Natürlich ist mit voller Hose leicht stinken. Aber darauf habe ich auch mein ganzes Leben lang hingearbeitet. Inklusive aller Rückschläge und Anfangsschwierigkeiten.

Ein großer Teil der Sorgen besteht aus unbegründeter Furcht.
(Jean-Paul Sartre)

Ich werde nie vergessen, wie ich ein paar Tage vor der Eröffnung meiner ersten Diskothek stand und mir jemand erklärte, die mühsam zusammengesparte Einrichtung sei lediglich eine billige Imitation einer Disco in der nächsten Stadt. Ich sofort nach Hause, umgezogen und zu besagter Disco nach Erlangen. Da bin ich dann aus allen Wolken geflogen – denn er hatte tatsächlich recht. Meine anscheinend so geniale Idee war nur ein billiger Abklatsch. Und das finanziert mit aufgenommenem Geld und Handwerkern, die ich mit Wechseln bedient hatte. Denn damals hatte ich ja nichts – außer dem Vertrauen der Leute in mich. Diese Angst damals, die Leute zu enttäuschen, nicht zahlen zu können und als der absolute Loser dazustehen, werde ich nie vergessen. Damals habe ich auch bitter gelernt, dass Ängste, mit denen man nicht umgehen kann, zu Krankheiten führen können. Bei mir war es ein Zwölffingerdarmgeschwür-Durchbruch, mit dem ich „meine“ erste Eröffnung im Krankenhaus verbrachte. Und das, obwohl alles gut ging und wir trotz Billigversion – was ja auf dem Land bei uns überhaupt keinen interessiert hat – jeden Tag voll waren und der Betrieb ein toller Erfolg wurde. Die Angst war also völlig unbegründet. Aber um das durchzustehen und zu lernen, braucht man halt ein starkes Herz – und einen noch stärkeren Magen. Sowie den eisernen Willen, mit der Situation richtig umzugehen und nicht zusätzliche Fehler zu machen. Wie etwa Alkohol oder Drogen zu konsumieren. Da passiert es dann ganz schnell, dass man das eine Übel zwar eventuell überstanden hat, aber man mit einem noch größeren konfrontiert wird. Diese Leute dürfen sich dann nicht wundern, wenn sie Depressionen, Phobien etc. bekommen und früher oder später beim Psychiater oder im Entzug landen.
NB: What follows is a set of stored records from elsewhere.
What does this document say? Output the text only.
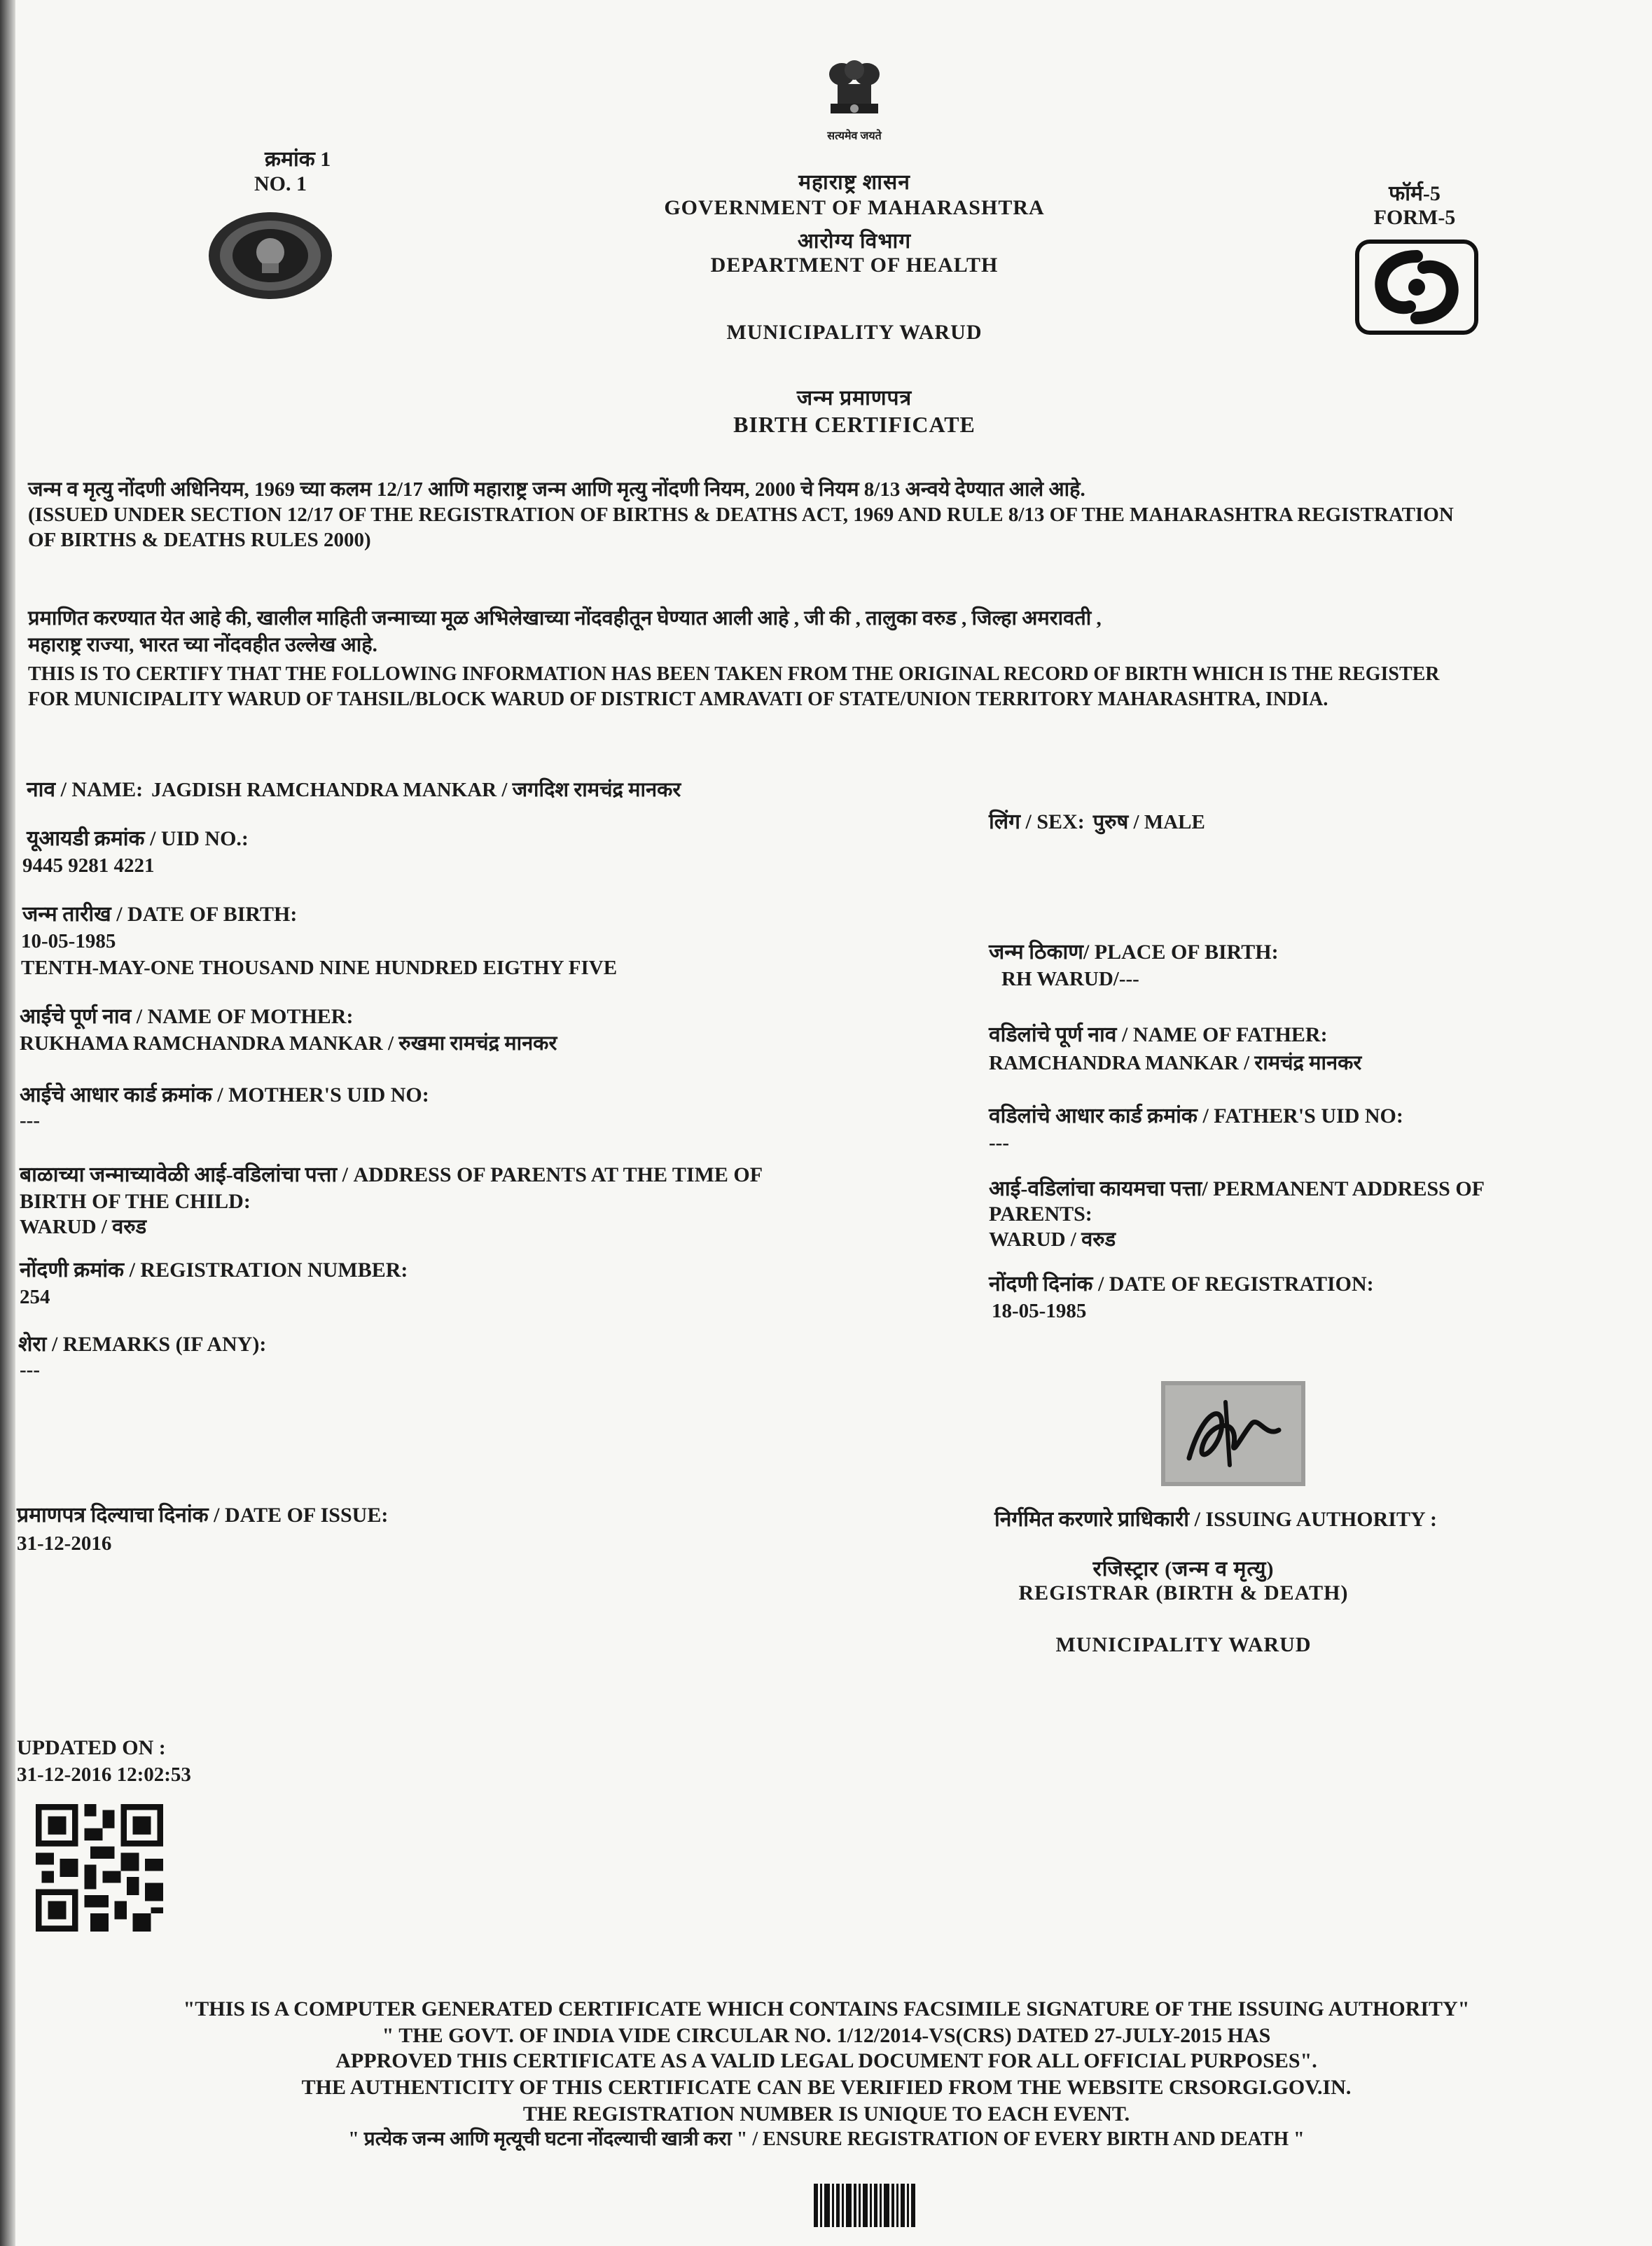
क्रमांक 1
NO. 1
सत्यमेव जयते
महाराष्ट्र शासन
GOVERNMENT OF MAHARASHTRA
आरोग्य विभाग
DEPARTMENT OF HEALTH
फॉर्म-5
FORM-5
MUNICIPALITY WARUD
जन्म प्रमाणपत्र
BIRTH CERTIFICATE
जन्म व मृत्यु नोंदणी अधिनियम, 1969 च्या कलम 12/17 आणि महाराष्ट्र जन्म आणि मृत्यु नोंदणी नियम, 2000 चे नियम 8/13 अन्वये देण्यात आले आहे.
(ISSUED UNDER SECTION 12/17 OF THE REGISTRATION OF BIRTHS & DEATHS ACT, 1969 AND RULE 8/13 OF THE MAHARASHTRA REGISTRATION
OF BIRTHS & DEATHS RULES 2000)
प्रमाणित करण्यात येत आहे की, खालील माहिती जन्माच्या मूळ अभिलेखाच्या नोंदवहीतून घेण्यात आली आहे , जी की , तालुका वरुड , जिल्हा अमरावती ,
महाराष्ट्र राज्या, भारत च्या नोंदवहीत उल्लेख आहे.
THIS IS TO CERTIFY THAT THE FOLLOWING INFORMATION HAS BEEN TAKEN FROM THE ORIGINAL RECORD OF BIRTH WHICH IS THE REGISTER
FOR MUNICIPALITY WARUD OF TAHSIL/BLOCK WARUD OF DISTRICT AMRAVATI OF STATE/UNION TERRITORY MAHARASHTRA, INDIA.
नाव / NAME: JAGDISH RAMCHANDRA MANKAR / जगदिश रामचंद्र मानकर
लिंग / SEX: पुरुष / MALE
यूआयडी क्रमांक / UID NO.:
9445 9281 4221
जन्म तारीख / DATE OF BIRTH:
10-05-1985
TENTH-MAY-ONE THOUSAND NINE HUNDRED EIGTHY FIVE
जन्म ठिकाण/ PLACE OF BIRTH:
RH WARUD/---
आईचे पूर्ण नाव / NAME OF MOTHER:
RUKHAMA RAMCHANDRA MANKAR / रुखमा रामचंद्र मानकर	वडिलांचे पूर्ण नाव / NAME OF FATHER:
RAMCHANDRA MANKAR / रामचंद्र मानकर
आईचे आधार कार्ड क्रमांक / MOTHER'S UID NO:
---	वडिलांचे आधार कार्ड क्रमांक / FATHER'S UID NO:
---
बाळाच्या जन्माच्यावेळी आई-वडिलांचा पत्ता / ADDRESS OF PARENTS AT THE TIME OF
BIRTH OF THE CHILD:
WARUD / वरुड
आई-वडिलांचा कायमचा पत्ता/ PERMANENT ADDRESS OF
PARENTS:
WARUD / वरुड
नोंदणी क्रमांक / REGISTRATION NUMBER:
254
नोंदणी दिनांक / DATE OF REGISTRATION:
18-05-1985
शेरा / REMARKS (IF ANY):
---
प्रमाणपत्र दिल्याचा दिनांक / DATE OF ISSUE:
31-12-2016
निर्गमित करणारे प्राधिकारी / ISSUING AUTHORITY :
रजिस्ट्रार (जन्म व मृत्यु)
REGISTRAR (BIRTH & DEATH)
MUNICIPALITY WARUD
UPDATED ON :
31-12-2016 12:02:53
"THIS IS A COMPUTER GENERATED CERTIFICATE WHICH CONTAINS FACSIMILE SIGNATURE OF THE ISSUING AUTHORITY"
" THE GOVT. OF INDIA VIDE CIRCULAR NO. 1/12/2014-VS(CRS) DATED 27-JULY-2015 HAS
APPROVED THIS CERTIFICATE AS A VALID LEGAL DOCUMENT FOR ALL OFFICIAL PURPOSES".
THE AUTHENTICITY OF THIS CERTIFICATE CAN BE VERIFIED FROM THE WEBSITE CRSORGI.GOV.IN.
THE REGISTRATION NUMBER IS UNIQUE TO EACH EVENT.
" प्रत्येक जन्म आणि मृत्यूची घटना नोंदल्याची खात्री करा " / ENSURE REGISTRATION OF EVERY BIRTH AND DEATH "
Man muss den Umstand, dass „die Phantasie der Angst jener böse äffische Kobold“ ist, „der dem Menschen gerade dann noch auf den Rücken springt, wenn er schon am schwersten zu tragen hat“, wie es Nietzsche so schön ausgedrückt hat, halt akzeptieren und versuchen, dementsprechend Vorsicht walten zu lassen, um in die Situation zu kommen, in der man nicht mehr Angst haben muss, sondern die Dinge regelt.